What you say 8 years ago was Twitter before everyone had figured out how to manipulate the black box to get the desired results. It was before the bots, before the spam, and before the commercialism settled in.

We all know how twitter works now. So do the spammers, jammers, scammers, and general idiots that clutter the online world with spam and such. Twitter long since fell into that pile, and it’s unlikely to ever make it back.

Wendy Cockcroft says:

Re: Re:

That can be said of any online platform. Hell, we even get “the spammers, jammers, scammers, and general idiots that clutter the online world with spam and such” right here on Techdirt. It’s not Twitter thing, it’s an internet thing.

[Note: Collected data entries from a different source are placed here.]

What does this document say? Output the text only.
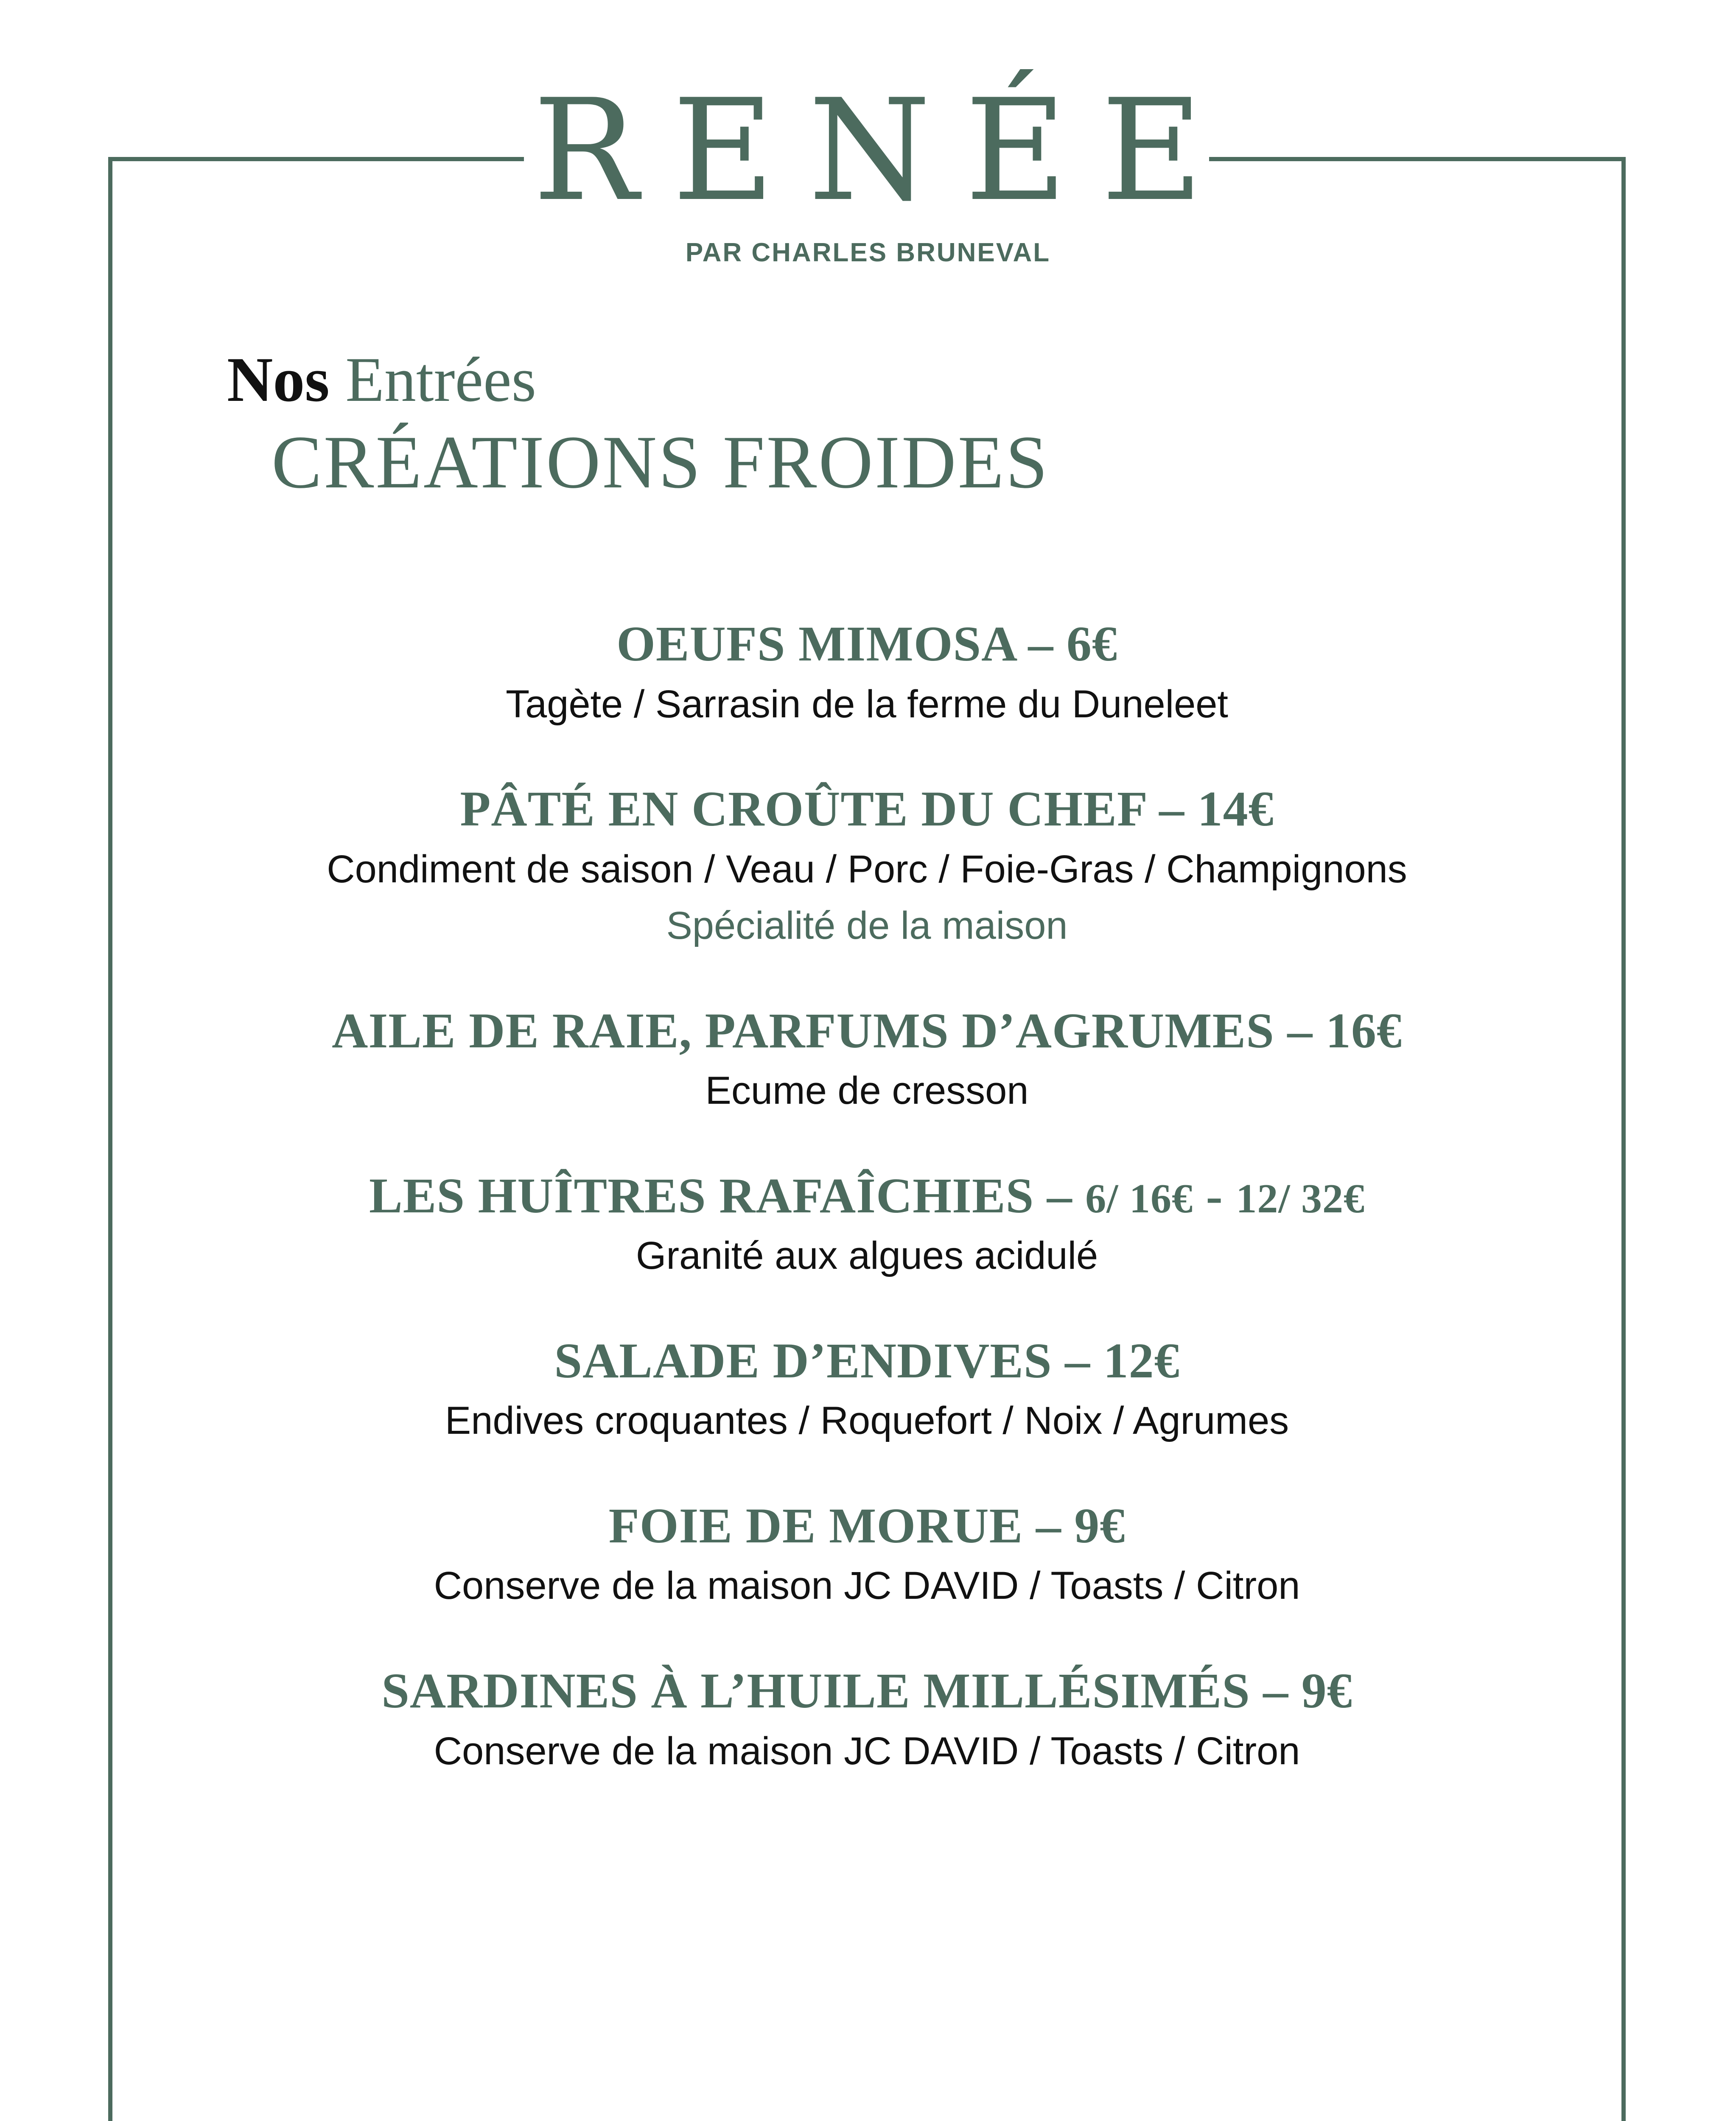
RENÉE
PAR CHARLES BRUNEVAL
Nos Entrées
CRÉATIONS FROIDES
OEUFS MIMOSA – 6€
Tagète / Sarrasin de la ferme du Duneleet
PÂTÉ EN CROÛTE DU CHEF – 14€
Condiment de saison / Veau / Porc / Foie-Gras / Champignons
Spécialité de la maison
AILE DE RAIE, PARFUMS D’AGRUMES – 16€
Ecume de cresson
LES HUÎTRES RAFAÎCHIES – 6/ 16€ - 12/ 32€
Granité aux algues acidulé
SALADE D’ENDIVES – 12€
Endives croquantes / Roquefort / Noix / Agrumes
FOIE DE MORUE – 9€
Conserve de la maison JC DAVID / Toasts / Citron
SARDINES À L’HUILE MILLÉSIMÉS – 9€
Conserve de la maison JC DAVID / Toasts / Citron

Twitter needs to let the developers back in if it wants to stay relevant, says Mike, and I think he’s right. If it’s not the most useful sharing platform on the internet, we’ll vote with our feet and Twitter will go the way of MySpace.

Anonymous Coward says:

Twitter search sux

I am a complete novice at Twitter, but I must say it is nearly impossible to find local tweets. They bought and killed of Tweetdeck which made that easy.

On top of that, the majority of trending tweets are frickin celebrity gossip and teens/tweens asking bebop bands to follow them.

I am sure there is good stuff there, but it is not really worth looking for.

TKnarr (profile) says:

Twitter underneath the interface can’t be that complex. The two hard parts would seem to be the search function (given keywords, find relevant tweets or accounts to follow) and filtering out the spambots (I’d love to have a big enough unfiltered dataset to see how Bayesian filtering would work on it, and I wonder if just a delay between sign-up and activation (ie. you sign up today, your account will be approved and activated tomorrow) would be enough to discourage them).

Anonymous Coward says:

This year the Iowa caucus convinced me:

That the DNC is willing to burn its house to the ground in order to put HRC in office.

6 coin flips, ALL went to HRC? Really? How many people are never going to EVER give money to the DNC again because of the blatant corruption it has demonstrated so far this year?

My guess is 2020 is going to be good for the greens and the tea party.